18 de septiembre de 2018

La casa

La casa

“La casa”, porque Pátzcuaro era primero la casa y ya luego todo lo demás. Ahí pasé mis mejores días de niño con el amor de mi abuelito Gabriel, acompañándolo a arreglar alguna cosa en su carpintería o haciéndonos carritos de madera con llantas de corcholata, clavadas por el centro para que giraran. Con mi abuelita Esther, ayudándole en la cocina separando las piedritas de los frijoles y los negritos del arroz. Con el amor de mamá, la tía Raquel y las palabras cariñosas y nalgadas nada cariñosas de la tía Sarah. Escuchar embobado al tío Joel que poco hablaba como todo sabio, los paseos en auto con el tío Emilio donde vomitar era la cuota que tenía que pagar por ir, los cuentos de humor mágico del tío Isaac, los trucos de cartas del tío Abraham, tratando de entender lo que decía el tío Raúl, los chistes y las fotos del tío Rafael y las anécdotas y risas del tío Seth.

“La casa”, donde mi vida era sentarme en el cuarto de los cuentos y ya más grande en la sala a leer a Rolando el Rabioso y las historietas de Vidas Ilustres, darle de comer a las gallinas, hacer barquitos con cáscara de mamey o de papel que dejaba ir con las corrientes que las lluvias formaban en el patio trasero donde tenía que caminar con cuidado para no resbalar, tratar de ensartar -y nunca pude- un omnipresente balero, jugar timbiriche, escaleras, gato, juegos de cartas y de mesa y todo lo que se les ocurriera a los primos, ser el sparring involuntario de las llaves de Judo de Gerardo Abraham, ser levantado con una sola mano por Saúl, que me tenía paciencia y a quien yo veía como el más fuerte del mundo, correr a esconderme a la primera campanada para no ir al rosario, escuchar los silbidos de Rodolfo, el pájaro, el inquilino, que me dejaba verlo trabajar en sus lacas, los gritos de "Ario Ario, Santa Clara Opopeo, Ario Huacana, Morelia Quiroga" y otros pregones más, todo el tiempo, de los camiones que paraban precisamente frente al portal. Las probaditas de pan sopeado en café de Lala en la tarde y gritar “ya llegó el agua” cuando llegaba el lechero con los litros de leche bronca que entre tantos niños llenaba una gran olla donde se ponía a hervir y la cual a veces me tocaba cuidar de apagar la “lumbre” cuando hirviera.

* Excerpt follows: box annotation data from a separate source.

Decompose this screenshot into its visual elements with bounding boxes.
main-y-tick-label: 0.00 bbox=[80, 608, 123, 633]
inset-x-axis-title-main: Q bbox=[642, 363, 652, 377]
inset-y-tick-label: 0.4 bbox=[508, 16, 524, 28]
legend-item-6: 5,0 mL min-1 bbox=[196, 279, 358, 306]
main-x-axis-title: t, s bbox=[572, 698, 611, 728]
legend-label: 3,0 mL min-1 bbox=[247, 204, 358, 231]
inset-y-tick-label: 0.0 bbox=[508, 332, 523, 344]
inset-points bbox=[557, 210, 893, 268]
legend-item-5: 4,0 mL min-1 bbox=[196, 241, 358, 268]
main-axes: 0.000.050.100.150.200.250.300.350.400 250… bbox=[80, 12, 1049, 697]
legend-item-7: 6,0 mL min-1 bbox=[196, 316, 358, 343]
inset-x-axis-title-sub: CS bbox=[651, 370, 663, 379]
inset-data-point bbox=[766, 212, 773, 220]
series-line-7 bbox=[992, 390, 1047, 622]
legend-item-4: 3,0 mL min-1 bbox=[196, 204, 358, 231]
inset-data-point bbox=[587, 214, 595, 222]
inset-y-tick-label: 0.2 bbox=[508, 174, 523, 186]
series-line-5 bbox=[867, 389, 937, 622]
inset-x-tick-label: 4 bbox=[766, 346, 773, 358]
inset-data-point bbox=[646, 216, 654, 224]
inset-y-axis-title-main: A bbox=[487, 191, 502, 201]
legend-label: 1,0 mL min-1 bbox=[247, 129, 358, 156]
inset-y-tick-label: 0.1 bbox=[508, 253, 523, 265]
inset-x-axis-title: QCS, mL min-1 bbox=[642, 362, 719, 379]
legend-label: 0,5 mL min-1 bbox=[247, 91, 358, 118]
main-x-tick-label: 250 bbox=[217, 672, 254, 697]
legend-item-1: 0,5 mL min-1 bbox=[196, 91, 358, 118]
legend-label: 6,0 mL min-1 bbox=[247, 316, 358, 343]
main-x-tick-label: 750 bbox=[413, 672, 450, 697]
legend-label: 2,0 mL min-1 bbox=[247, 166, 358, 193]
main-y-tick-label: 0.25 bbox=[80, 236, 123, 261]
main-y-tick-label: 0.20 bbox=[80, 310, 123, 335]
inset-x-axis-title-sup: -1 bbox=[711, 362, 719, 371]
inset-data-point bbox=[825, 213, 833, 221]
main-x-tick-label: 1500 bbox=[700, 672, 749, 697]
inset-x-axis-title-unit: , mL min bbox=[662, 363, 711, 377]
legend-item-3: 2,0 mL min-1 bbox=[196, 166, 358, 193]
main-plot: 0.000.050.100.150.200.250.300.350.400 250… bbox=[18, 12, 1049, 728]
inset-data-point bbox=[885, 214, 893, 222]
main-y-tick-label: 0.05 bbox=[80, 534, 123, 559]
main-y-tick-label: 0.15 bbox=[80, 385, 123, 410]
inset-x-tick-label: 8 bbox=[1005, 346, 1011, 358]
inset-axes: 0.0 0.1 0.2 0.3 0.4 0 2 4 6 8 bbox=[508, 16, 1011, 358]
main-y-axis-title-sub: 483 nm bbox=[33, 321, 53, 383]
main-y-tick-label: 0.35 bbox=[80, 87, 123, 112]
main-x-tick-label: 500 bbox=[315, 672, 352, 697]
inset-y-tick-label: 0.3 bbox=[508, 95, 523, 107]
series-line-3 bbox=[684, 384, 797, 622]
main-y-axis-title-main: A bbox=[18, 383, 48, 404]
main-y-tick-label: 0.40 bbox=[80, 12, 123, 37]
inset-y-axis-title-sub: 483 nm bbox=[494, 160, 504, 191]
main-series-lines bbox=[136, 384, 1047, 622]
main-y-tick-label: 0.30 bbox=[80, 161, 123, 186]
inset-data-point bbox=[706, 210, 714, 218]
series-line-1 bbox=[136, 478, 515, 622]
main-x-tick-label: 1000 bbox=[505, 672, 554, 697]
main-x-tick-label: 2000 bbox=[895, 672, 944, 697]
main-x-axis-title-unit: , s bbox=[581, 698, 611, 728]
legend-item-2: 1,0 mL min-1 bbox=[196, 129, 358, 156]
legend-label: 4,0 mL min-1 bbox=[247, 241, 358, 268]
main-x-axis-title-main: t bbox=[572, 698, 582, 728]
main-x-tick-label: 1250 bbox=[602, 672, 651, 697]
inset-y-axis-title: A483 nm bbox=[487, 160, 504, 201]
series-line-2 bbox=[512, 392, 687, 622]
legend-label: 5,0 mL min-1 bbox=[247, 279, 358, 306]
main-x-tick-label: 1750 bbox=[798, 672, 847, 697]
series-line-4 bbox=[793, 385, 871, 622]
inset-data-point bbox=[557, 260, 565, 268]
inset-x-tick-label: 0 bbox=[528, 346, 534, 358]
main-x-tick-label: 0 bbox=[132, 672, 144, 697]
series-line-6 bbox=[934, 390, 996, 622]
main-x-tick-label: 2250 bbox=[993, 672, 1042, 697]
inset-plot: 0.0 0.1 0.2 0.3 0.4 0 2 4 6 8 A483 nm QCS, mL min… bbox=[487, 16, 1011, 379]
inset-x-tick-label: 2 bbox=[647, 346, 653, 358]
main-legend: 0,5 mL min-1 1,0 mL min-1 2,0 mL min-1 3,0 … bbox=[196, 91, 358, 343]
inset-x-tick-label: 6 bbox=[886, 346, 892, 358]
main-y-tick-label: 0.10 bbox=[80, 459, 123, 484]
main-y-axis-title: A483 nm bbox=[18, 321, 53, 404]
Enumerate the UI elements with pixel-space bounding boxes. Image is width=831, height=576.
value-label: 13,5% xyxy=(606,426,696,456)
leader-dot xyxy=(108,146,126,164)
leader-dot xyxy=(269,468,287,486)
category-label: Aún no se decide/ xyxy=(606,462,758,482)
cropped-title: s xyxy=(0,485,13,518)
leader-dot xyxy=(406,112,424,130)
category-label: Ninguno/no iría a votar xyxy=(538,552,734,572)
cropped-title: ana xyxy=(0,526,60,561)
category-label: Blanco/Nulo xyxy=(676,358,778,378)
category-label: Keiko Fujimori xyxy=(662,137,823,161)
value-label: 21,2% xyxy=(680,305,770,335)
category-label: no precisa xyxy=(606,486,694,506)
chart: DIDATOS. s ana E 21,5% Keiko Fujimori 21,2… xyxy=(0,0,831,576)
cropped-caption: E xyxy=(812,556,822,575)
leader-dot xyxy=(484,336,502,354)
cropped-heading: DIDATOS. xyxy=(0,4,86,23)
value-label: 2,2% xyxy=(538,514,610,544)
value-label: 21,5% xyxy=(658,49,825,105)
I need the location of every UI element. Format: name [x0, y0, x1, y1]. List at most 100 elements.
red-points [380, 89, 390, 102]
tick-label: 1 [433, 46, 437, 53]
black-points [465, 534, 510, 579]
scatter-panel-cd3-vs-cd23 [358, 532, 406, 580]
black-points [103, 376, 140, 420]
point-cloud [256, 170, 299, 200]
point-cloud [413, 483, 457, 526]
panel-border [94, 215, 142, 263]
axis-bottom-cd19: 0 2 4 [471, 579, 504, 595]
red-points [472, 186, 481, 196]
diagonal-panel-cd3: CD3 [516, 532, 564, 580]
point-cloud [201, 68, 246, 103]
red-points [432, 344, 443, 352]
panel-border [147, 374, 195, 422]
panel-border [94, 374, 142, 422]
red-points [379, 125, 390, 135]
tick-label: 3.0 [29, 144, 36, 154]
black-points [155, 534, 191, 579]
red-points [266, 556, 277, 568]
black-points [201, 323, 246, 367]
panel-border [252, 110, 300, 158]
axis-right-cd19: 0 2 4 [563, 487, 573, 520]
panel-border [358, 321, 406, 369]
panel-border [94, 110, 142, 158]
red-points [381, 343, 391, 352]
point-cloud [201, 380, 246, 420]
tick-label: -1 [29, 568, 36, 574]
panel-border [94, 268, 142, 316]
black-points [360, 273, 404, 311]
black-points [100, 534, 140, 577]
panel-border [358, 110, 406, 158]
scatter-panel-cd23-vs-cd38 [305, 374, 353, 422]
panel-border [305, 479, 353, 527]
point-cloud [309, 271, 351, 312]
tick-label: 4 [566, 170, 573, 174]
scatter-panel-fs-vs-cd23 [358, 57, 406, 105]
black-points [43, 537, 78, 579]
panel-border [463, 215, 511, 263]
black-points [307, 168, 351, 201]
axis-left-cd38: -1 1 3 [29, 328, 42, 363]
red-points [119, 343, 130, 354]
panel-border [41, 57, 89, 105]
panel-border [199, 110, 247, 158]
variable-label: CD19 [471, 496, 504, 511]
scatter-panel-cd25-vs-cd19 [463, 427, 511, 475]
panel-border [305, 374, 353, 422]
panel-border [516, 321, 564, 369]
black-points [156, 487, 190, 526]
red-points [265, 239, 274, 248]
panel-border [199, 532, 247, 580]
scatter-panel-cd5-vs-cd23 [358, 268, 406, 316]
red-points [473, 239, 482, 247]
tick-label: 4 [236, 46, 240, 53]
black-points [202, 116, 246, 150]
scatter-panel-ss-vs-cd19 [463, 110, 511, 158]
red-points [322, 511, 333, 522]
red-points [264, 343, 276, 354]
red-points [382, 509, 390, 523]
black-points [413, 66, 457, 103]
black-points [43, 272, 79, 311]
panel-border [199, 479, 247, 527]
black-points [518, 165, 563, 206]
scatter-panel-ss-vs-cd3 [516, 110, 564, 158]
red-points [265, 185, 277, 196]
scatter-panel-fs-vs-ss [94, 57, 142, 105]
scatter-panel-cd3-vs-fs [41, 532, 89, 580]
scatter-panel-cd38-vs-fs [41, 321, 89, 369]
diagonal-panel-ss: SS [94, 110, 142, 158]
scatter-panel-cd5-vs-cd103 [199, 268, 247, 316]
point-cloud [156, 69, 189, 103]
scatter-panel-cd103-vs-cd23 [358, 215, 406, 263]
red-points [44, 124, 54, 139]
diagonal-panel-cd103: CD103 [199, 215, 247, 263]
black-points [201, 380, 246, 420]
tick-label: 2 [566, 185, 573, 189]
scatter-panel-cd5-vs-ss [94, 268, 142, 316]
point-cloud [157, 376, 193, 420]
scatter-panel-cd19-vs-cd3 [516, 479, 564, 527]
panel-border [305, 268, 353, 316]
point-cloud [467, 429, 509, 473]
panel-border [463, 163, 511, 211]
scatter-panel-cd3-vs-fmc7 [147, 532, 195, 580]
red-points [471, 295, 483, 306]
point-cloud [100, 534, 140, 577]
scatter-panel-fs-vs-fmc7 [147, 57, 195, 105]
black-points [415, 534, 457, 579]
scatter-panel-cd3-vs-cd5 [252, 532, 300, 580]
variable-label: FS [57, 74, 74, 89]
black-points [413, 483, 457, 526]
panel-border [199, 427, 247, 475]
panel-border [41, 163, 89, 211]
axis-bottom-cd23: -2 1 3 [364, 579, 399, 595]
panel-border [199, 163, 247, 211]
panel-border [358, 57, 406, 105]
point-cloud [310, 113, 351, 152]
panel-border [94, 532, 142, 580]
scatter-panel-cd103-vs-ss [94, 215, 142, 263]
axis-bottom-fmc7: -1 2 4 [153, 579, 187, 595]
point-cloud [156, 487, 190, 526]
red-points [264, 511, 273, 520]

“La casa”, lugar de partida y destino de la escuela de verano en casa de la maestra Esperanza donde iban mis hermanos y me les pegaba como agregado cultural. De la vuelta al mercado con mi abuelito a verlo regatear y bromear con las guares. Los picnics en el calvario, estribito y en el estribo grande donde subíamos los 400 escalones nada más para volverlos a bajar. Acompañando a Sayo a dar la vuelta a la plaza grande sólo para ver de lejos a la niña bonita de la farmacia, la caminata diaria a las plazas y al mercado de artesanías a ver las mismas cosas de siempre. Las tardes de películas en el cine Michoacán donde invariablemente se iba la luz a mitad de la función por la lluvia, y una que otra vez al Caltzontzin y sus incomodísimas sillas de madera, al cual seguía el rito de comer tortas de queso asadero o las hamburguesas, el boliche y billar del casino de la Posada Don Vasco. Cada año se iban incorporando más primos a los “grandes” hasta nutrir un grupo que llenaba el lugar al que fuéramos, como la cafetería de Chalu que, con pocas mesas y un casette de música disco que creo recordar era de Ceci, la convertimos en improvisada y luego ya formal discoteca.

“La casa” que hoy me doy cuenta no era unos muros sino una familia.